On the song "Night," from Sean Rowe's forthcoming ANTI- debut, Magic, the singer turns his rich, unnerving baritone to a moment of childhood innocence.
Back then, he muses, you could fall "like a floating leaf," and the earth would "look up at you and smile." Rowe's deep, magical voice is nothing if not wise and experienced; he knows full well that after the innocence comes the fall.
This ability to conjure dueling emotions - the elation of childhood versus the bruising of real life - marks the arrival of a skilled lyricist and songwriter. "Night," a conversation between an ailing father and son, and "Wet," written from the perspective of a boy watching his mother go through hell, wrap tales of troubled childhoods in the deep protective warmth of Rowe's voice.
The voice and plaintive melodies comfort the listener, just as Rowe himself sought comfort in two constants throughout his nomadic, latch-key boyhood: nature and music. "It didn't really matter what I was listening to," he says, "I would just listen to whatever I could find around the house, whether it was the Beach Boys or REO Speedwagon." Getting lost in music was his survival instinct, a sort of "meditation," as Rowe refers to it.
In the kitchen, his mother would have to fight the melodies in his head for attention.
"I'd just be in the corner, humming, making up songs," he says, adding with a laugh, "I was a weird kid." But his mother was used to a house full of melody.
"Everyone on my mother's side of the family played or sang, mostly big band era, the classics, but folk, too," he says.
"And my uncle was always giving me harmonicas, which I would sell for candy." For Rowe, an avid naturalist, his love for the wilderness dates back as far as he can remember--back to when he first fixated on the Native American images on his bed sheets as a little boy.

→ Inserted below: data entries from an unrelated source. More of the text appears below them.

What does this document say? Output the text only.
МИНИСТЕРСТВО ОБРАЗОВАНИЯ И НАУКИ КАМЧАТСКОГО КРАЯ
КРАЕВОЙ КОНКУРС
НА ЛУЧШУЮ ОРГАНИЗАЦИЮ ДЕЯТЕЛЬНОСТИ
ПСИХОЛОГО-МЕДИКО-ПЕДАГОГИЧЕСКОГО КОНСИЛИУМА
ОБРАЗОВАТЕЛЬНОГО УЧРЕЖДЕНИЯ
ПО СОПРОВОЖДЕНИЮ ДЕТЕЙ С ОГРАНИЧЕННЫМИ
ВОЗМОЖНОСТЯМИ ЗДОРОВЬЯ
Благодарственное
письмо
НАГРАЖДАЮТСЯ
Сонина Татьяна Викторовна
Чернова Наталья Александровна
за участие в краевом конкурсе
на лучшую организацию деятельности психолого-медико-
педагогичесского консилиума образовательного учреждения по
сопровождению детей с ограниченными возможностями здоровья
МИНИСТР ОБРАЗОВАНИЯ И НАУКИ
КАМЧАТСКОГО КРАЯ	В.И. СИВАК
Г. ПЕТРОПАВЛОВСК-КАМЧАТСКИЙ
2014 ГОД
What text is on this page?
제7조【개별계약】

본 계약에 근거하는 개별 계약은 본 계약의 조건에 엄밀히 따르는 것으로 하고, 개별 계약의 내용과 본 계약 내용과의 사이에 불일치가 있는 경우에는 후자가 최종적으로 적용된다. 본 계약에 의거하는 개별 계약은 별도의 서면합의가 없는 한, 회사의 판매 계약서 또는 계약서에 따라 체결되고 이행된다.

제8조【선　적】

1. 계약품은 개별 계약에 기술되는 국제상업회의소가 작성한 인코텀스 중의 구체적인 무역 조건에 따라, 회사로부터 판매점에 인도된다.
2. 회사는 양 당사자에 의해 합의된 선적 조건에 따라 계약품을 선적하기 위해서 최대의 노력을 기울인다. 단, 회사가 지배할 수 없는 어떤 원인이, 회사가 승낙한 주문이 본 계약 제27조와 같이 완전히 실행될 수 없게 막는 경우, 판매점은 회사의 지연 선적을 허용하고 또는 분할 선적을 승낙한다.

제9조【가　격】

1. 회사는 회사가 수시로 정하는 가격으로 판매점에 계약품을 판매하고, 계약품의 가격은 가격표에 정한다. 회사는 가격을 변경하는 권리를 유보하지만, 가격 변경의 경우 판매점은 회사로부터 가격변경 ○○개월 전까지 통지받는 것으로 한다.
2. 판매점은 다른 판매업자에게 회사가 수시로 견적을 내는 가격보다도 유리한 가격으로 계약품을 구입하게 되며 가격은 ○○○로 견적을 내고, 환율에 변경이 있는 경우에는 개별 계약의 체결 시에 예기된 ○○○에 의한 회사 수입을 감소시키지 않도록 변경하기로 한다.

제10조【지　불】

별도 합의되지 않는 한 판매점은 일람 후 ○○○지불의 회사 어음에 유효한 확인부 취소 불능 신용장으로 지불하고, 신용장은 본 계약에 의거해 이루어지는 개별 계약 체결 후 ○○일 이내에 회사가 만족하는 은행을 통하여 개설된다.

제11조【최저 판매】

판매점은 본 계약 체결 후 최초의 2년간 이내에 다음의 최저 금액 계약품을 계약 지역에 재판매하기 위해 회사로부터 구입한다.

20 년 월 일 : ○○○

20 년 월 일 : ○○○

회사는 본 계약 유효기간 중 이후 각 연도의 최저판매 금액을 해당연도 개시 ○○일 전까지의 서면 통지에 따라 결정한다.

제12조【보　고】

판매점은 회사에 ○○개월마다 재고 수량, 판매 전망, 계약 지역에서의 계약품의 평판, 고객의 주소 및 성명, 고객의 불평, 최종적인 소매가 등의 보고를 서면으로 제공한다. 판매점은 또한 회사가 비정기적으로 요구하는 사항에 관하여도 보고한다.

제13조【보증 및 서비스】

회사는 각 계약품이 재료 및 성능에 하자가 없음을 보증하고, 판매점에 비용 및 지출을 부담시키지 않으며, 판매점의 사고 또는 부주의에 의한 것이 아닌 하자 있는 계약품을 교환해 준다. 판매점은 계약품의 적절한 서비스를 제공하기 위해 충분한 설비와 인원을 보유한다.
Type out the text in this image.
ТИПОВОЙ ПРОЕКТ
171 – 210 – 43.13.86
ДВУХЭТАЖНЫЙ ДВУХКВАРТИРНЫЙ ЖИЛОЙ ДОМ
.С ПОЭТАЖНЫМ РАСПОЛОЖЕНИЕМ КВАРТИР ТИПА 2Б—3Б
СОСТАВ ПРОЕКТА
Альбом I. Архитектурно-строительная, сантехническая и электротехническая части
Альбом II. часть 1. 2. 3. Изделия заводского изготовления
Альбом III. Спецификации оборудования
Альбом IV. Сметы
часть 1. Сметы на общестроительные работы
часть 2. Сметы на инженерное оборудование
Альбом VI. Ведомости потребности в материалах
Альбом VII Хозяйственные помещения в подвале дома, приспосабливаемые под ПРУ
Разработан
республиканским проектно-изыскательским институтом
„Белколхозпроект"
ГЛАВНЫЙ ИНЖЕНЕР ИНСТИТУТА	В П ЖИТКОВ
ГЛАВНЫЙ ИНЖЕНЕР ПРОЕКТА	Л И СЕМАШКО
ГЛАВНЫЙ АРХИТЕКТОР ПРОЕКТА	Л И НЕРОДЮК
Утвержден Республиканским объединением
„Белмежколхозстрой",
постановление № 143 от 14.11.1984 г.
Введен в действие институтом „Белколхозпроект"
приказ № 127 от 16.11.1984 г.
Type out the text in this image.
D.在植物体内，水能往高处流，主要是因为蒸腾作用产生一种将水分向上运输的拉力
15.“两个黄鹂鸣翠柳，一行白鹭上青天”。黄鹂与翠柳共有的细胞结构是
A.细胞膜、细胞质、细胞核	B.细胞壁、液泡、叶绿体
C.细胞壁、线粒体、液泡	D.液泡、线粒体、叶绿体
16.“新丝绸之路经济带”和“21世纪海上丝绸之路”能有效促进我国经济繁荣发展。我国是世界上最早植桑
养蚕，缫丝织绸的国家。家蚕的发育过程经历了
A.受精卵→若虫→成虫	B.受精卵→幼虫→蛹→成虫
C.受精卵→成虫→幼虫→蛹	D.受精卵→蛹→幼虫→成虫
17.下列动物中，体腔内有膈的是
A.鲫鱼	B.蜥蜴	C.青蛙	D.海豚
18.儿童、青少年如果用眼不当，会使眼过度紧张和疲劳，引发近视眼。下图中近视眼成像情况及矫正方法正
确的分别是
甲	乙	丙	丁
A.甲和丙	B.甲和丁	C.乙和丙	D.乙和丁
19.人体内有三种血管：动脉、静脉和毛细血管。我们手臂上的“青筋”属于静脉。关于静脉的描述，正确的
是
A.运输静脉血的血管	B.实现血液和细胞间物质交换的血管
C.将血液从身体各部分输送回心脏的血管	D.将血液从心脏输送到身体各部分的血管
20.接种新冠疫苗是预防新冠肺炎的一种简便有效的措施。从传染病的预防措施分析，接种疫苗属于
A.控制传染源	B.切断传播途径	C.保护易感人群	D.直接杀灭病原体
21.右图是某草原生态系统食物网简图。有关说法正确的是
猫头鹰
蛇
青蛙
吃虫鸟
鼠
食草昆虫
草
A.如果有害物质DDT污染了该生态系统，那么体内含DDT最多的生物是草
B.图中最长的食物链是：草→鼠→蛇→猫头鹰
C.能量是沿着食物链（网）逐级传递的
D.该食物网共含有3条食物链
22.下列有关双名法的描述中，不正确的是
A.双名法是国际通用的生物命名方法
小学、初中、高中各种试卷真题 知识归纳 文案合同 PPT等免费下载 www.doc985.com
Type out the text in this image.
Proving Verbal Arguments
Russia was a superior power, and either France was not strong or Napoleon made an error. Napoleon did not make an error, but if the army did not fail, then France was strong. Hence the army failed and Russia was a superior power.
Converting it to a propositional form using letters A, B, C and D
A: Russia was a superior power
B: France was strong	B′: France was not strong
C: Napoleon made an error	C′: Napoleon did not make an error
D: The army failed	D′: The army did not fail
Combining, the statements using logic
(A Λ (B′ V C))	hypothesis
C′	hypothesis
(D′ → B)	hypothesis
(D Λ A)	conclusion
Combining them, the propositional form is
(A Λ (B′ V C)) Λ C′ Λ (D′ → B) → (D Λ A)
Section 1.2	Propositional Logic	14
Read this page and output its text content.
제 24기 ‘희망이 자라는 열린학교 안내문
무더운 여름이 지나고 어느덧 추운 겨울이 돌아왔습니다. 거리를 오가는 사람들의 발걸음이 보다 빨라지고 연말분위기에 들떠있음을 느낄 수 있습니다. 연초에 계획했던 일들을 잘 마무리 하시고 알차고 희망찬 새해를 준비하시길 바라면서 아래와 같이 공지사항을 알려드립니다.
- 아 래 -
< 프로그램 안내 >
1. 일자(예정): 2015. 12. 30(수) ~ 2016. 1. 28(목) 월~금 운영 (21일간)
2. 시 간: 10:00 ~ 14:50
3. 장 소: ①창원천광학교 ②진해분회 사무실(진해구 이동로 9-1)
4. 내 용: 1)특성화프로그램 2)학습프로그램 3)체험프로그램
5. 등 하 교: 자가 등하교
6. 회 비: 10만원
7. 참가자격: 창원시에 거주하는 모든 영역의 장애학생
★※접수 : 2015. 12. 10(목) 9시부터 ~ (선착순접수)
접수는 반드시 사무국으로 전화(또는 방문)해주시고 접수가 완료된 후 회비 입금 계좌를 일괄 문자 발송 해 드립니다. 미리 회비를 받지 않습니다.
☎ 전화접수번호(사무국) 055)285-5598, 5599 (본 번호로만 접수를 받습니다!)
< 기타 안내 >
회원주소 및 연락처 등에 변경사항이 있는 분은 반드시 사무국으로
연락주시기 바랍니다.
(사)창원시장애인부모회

He fed this fascination with trips to natural history museums with his aunt.
"I would just go get lost in there," he remembers.
"I studied everything about Native American life and customs that I could." These days, Rowe communes with nature on 30-day wilderness treks, for which he takes along nothing but a knife and the clothes on his back.
"I feel sorry for people who are afraid of nature," he says. Magic was recorded in the small upstate town of Troy, New York, in a studio above the space where Sean's grandfather once ran an Italian restaurant.
The recording process, as he describes it, was intimate and incredibly specific.
Brushes of fingertips on strings, hushed breaths, even the darkness of the studio seeps its way into the record, enhancing its live, trembling feel.
"I wanted to create an abyss, something to take you far away, a dark but familiar space for people to get lost in," he explains. Rowe's honest and haunting songwriting have already earned comparisons to Van Morrison's Astral Weeks phase, for his abstract lyric phrasing, and the way he crafts an experience of emotion, rather than telling a linear tale.
Most powerfully he brings to mind Leonard Cohen, with songwriting which tends to build into powerful, yet vulnerable, cathedral-like monuments of sound.
The song "American," with its yearning strings and earnest piano bring chills and a catch in your throat. Magic is Sean Rowe's homage to what he believes in, to what he finds magical in the world.
The themes of love, innocence, sex and nature prevail in its heartfelt, crafted songs.
On the ambient, deeply resonant closer "The Long Haul," Rowe's voice crackles with life.
"And I never hit the spring so hard/ a newborn song on an old guitar/ and I know what it means to be alive," he sings.
And like the most evocative, important works of art, Magic begs the question of its listener: What makes you feel alive?